Your fsb is 12 mhz above spec, games are notorious for hitting your system components hard thats why games are used for benchmarking. I would try moving it down some and playing the game. It can't hurt and is certainly less timeconsuming than a reinstall of drivers.

As for disabling fast writes or sideband they should't have any effect though I am a little fuzzy (ok a lot!) on how sideband works.:)
 
GeckoBanzai said:


Your fsb is 12 mhz above spec, games are notorious for hitting your system components hard thats why games are used for benchmarking. I would try moving it down some and playing the game.

ASW7576,

If we are going to help you must answer some questions. If you lower your FSB, does the game play fine? If it does then you have your answer and you need to live with one fact, two EXACT systems will not overclock in the same way. A good processor that overclocks VERY good is only the luck of the draw. Doing a benchmark and playing a game are not the same thing, system resources are used diferantly. Sorry.
 
Doing a benchmark and playing a game are not the same thing, system resources are used diferantly. Sorry.

Ok.... I will lower the FSB tonight from 145 to 140 and 133 final. Sigh.... I am thinking to buy another mobo at last resort. It really bad experience with Prolink PixelView GF4-Ti4200.
 
Put everything back stock...video card and FSB. Run your game. After an hour or so (if it doesn't crash) check your temps. If everything looks cozy, up the FSB and try it again (no o/c on the vid card). Repeat this until you find instability in the game, or until you reach your old oc limit of 145FSB. THEN try to oc your vid card, one step at a time...again, checking temps as you go.
 
OK... many thanks to skahful and banzai for lower fsb idea. Broken heartly, I am running at 140fsb now and the games could play longer like 30-40 minutes. Definetely more stable than running 145fsb. But the crash problem still exist. Its time to lower again to 133fsb and see what happens.
Hope it works!!
 
asw7576, My sig is what I run my system at everyday, its 100% stable across all games, applications and benchmarks. However I can benchmark my rig at 145 x 11 (almost 1.6gigs) but it isn't very stable and the heat build up is intolerable. I've benchmarked my video card at 300/605 but while I get a 3dmark score (I think I'm still top dog at overclockers for my cpu and config, but maybe not) I don't consider that a stable speed for day to day gaming or applications.

I wouldn't give up on your card or your mobo.

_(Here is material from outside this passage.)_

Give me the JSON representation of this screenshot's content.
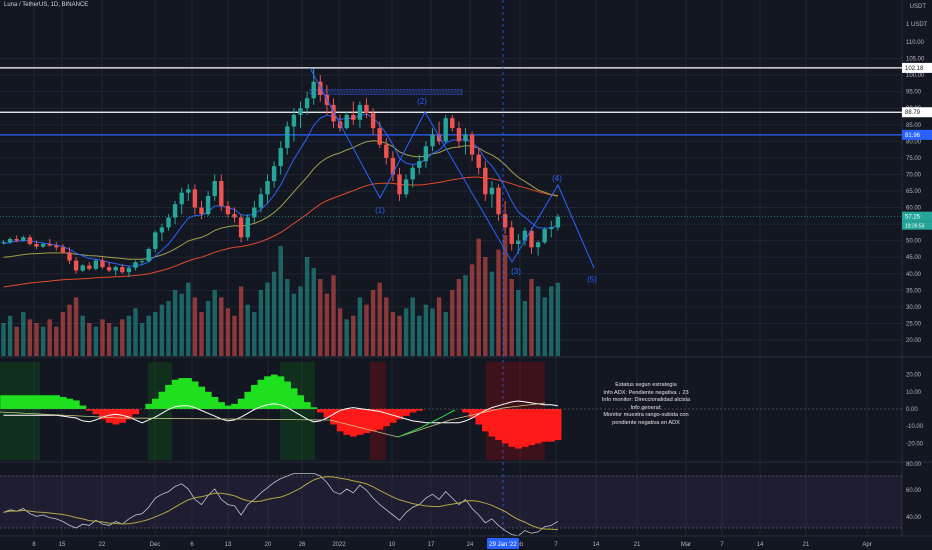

You could need something as simple as an extra fan or three. I run six fans plus the power supply has one and I use a coolermaster HHC 001 cooler for my cpu. Get a good system monitoring software I use PC alert 3 to keep an eye on temps and help me to judge how effective my cooling schemes are. I am almost ready to jump on the watercooling bandwagon but I'm going to wait until the technology is more accessible. A big part of overclocking is keeping your components cool. Good luck.
 
I would agree. Since you found out your OC is the problem, and you want to keep the higher OC that you had, I would look at ways that you could improve your cooling. More/bigger/better fans, cable organization to reduce air restriction, etc.... I don't know what you have now, but hopefully there is room for improvement.
 
Banzai.... if you see my card (I have to borrow digital camera first from my brother, I promised to show everyone a picture) you see a madmax machine. It has Celeron 1.1A HSF for GPU and small HSF on all parts that produce heats. Definetely macho looking and cool. But not stable..... damn!

Running 133FSB now and you know what? I think..., I will throw up...... the game jitters and doesn't run smoothly. Definetely, I will get a new mobo with AGP voltage setting.